Bem, ele é o dono da mais afamada banca de jornal de Sobradinho.
— Edu, aproveita
que você está no DF e passe lá na banca do Guima.
Já escrevi
algumas histórias sobre os esdrúxulos acontecimentos na banca do amigo do
Gilmar. No entanto, até há poucos dias, ele era apenas uma incógnita para mim.
É verdade que já escrevi sobre o Guima, mas nem fazia ideia de onde o seu comércio
se localizava.
Munido de GPS, lá fui tentar localizar a banca do Guima. Mal cheguei, me
deparei com um tipo magrinho, olhos puxados, atendendo uma cliente. Enquanto
aguardava, fingi interesse em algo que, de tão absorto que estava por conta da
ideia de que estava prestes a conhecer um dos meus personagens, nem sei o
que estava olhando.
— Pois não?
— Você é o Guima, né?
— Sim.
— Eu sou o Eduardo, amigo do Gilmar.
— O escritor? Adoro as suas histórias! E sempre mando pros meus parentes lá em Tocantins. Todos riem muito!

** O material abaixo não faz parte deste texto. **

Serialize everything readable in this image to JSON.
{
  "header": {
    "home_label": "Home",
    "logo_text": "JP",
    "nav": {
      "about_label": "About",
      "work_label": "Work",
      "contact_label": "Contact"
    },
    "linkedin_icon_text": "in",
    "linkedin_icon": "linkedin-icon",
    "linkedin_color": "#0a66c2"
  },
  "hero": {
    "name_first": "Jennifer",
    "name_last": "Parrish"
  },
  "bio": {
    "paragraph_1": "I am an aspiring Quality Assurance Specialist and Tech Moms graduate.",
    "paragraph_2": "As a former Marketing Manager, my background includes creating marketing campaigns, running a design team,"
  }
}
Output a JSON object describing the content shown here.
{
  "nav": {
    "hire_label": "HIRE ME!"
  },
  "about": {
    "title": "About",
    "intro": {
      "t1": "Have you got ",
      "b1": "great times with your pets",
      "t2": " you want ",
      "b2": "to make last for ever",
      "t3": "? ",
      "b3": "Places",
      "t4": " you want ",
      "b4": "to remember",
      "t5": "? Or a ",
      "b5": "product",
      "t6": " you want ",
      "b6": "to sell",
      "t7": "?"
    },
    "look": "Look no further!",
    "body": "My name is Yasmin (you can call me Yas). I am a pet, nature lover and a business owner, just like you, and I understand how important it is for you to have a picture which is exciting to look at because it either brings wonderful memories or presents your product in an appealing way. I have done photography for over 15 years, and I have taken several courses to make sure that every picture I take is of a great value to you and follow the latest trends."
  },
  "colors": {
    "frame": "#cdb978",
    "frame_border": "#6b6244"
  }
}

— Na verdade, elas são suas.
— Que nada, o escritor é você, meu amigo.
Incrível! Em poucos segundos, eu me transformei em amigo do meu personagem. Diante
de tamanha proximidade, pedi para tirar uma fotografia com ele, que abriu
aquele sorriso na hora.
— Claro, Edu!
Bem, foi a deixa para que eu sacasse o aparelho celular do bolso para tentar enquadrar o meu personagem, agora em carne e osso, e dar um clique. Dei dois.
Conferi as fotografias e as mostrei para o Guima, que aprovou. Em seguida,
tratei de encaminhá-las para o Gilmar, que me mandou essa:
— Por que não me chamou, Edu? Assim a fotografia ficaria completa.
Pois é, o Gilmar tem razão. Vacilei. Fica para a próxima.
Valeu, Guima!
- Nota de esclarecimento: A crônica "Guima, o meu personagem" foi publicada no Notibras no dia 7/7/2026.